The American public knew none of this, however. Almost from the moment the first shots were being fired, skeptics of the war effort in the mainstream media, including CBS News icon Walter Cronkite, would use Tet to prove that the war wasn’t being won as the Johnson administration was claiming. They went further, representing the failed attacks on the U.S. embassy in Saigon and other sites as symbols of Communist success.

As the Washington Post’s own Saigon bureau chief Peter Braestrup documented in his book The Big Story, reporters caught in the fighting systematically used it to turn the reality of American victory into an image of American and South Vietnamese defeat (reporting for example that Vietcong had overrun five floors of the U.S. embassy when in fact the VC had never even gotten inside the building). Newsweek’s coverage of the siege of Khe Sanh showed 18 photos (out of a total of 29) of dead or wounded Marines or Marines huddling under cover, never mentioning that the Marines were steadily pushing back the NVA and inflicting heavy casualties.

That campaign of misrepresentation culminated in Walter Cronkite’s half-hour TV special on February 27, when he told his viewers with an appropriately glum face that Tet had proved that America was now “mired in a stalemate” — even as American forces were breaking the siege around Khe Sanh and clearing out the last resistance in Hue.

The misrepresentation by America’s most respected newsman and most trusted media outlets of what had actually happened during Tet stunned the American public and the body politic. Popular support for the war took a heavy hit, as the war’s critics now grabbed center stage. Gallup polls in December 1967 had shown Americans evenly split on whether entering Vietnam was a mistake. The barrage of negative coverage of Tet had nudged the doubters slightly ahead by February 1, 46 to 42 percent. By April, the doubters were ahead by eight points, and support for the war never recovered.

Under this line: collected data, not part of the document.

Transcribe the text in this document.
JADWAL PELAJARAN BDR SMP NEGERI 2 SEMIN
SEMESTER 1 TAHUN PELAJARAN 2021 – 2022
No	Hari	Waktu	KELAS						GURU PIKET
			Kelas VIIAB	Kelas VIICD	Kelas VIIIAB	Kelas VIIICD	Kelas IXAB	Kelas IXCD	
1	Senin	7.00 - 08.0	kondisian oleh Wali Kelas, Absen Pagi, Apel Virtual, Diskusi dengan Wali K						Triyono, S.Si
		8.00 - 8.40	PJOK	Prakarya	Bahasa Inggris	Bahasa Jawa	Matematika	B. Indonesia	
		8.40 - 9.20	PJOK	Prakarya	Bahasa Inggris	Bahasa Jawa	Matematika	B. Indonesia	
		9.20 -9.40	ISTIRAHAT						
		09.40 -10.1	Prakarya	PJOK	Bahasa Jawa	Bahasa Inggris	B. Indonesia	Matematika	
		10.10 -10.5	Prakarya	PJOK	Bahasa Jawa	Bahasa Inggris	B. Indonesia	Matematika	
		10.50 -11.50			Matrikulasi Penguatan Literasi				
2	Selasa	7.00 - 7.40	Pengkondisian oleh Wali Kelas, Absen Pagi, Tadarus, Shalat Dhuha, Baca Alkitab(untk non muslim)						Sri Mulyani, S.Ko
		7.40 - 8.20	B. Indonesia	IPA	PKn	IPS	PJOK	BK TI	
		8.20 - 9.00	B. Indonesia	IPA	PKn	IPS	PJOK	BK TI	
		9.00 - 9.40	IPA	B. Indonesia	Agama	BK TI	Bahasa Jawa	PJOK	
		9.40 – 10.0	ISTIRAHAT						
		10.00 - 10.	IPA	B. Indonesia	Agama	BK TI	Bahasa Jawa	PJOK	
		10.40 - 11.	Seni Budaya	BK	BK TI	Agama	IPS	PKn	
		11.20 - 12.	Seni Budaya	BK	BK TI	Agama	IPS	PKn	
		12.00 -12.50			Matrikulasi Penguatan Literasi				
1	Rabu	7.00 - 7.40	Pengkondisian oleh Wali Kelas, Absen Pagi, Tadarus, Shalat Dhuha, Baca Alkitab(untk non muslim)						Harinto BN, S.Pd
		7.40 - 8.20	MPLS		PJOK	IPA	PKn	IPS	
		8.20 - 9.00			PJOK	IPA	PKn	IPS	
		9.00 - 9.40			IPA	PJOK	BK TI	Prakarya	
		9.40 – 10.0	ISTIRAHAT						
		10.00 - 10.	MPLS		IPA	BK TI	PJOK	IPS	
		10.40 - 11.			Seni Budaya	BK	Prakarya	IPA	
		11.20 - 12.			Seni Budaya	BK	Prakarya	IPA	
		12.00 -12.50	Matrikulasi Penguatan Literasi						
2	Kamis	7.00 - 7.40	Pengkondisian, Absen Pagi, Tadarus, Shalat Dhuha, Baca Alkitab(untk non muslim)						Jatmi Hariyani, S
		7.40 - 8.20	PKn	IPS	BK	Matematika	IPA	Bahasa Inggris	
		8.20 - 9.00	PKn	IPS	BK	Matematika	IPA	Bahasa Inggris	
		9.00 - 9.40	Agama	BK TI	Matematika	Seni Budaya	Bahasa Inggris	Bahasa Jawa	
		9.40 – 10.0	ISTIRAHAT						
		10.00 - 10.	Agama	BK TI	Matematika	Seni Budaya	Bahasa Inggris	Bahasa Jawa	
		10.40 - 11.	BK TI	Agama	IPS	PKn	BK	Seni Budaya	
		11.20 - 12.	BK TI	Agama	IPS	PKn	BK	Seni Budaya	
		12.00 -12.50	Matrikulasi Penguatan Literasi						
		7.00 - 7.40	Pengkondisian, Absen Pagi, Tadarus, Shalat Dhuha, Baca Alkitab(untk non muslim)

Presidential candidate Eugene McCarthy seized on the news that the Vietcong “had seized a section of the Embassy” (which was entirely false) and entered Hue as proof that it was the Communists, not the Americans, who were winning the war. Cronkite’s TV broadcast all but doomed the reelection campaign of President Lyndon Baines Johnson; in April McCarthy won the Wisconsin primary by a stunning ten points and LBJ bowed out of the race. Robert Kennedy seized the opportunity to enter the race on an anti-war platform; less than three months later he was dead by an assassin’s bullet. The Democratic national convention descended into violence and chaos, as the Vietnam war became the key divisive issue in American politics — and a hot-button issue in our culture ever since.

After Tet, American media had assumed a new mission for itself: to shape the nation’s politics by crafting a single coherent narrative, even if it meant omitting certain relevant facts and promoting other false or misleading ones. In March 1969, after Richard Nixon’s election, the executive producer of ABC News told his Saigon bureau: “I think the time has come to shift our focus from the battlefield . . . to themes and stories under the general heading, ‘We are on our way out of Vietnam.’” One of those “stories” would be the massacre at My Lai, which actually took place in the aftermath of Tet but only became “newsworthy” a year later when the media was looking for ways to convince Americans that Nixon’s decision to stay the course in Vietnam was destroying their country’s moral standing — just as they had convinced them a year earlier that America’s major victory was actually a major defeat.

So while many in mainstream news outlets wring their hands today about a widespread lack of trust in media, it’s important on this 50th anniversary to remember the part they played in squandering it.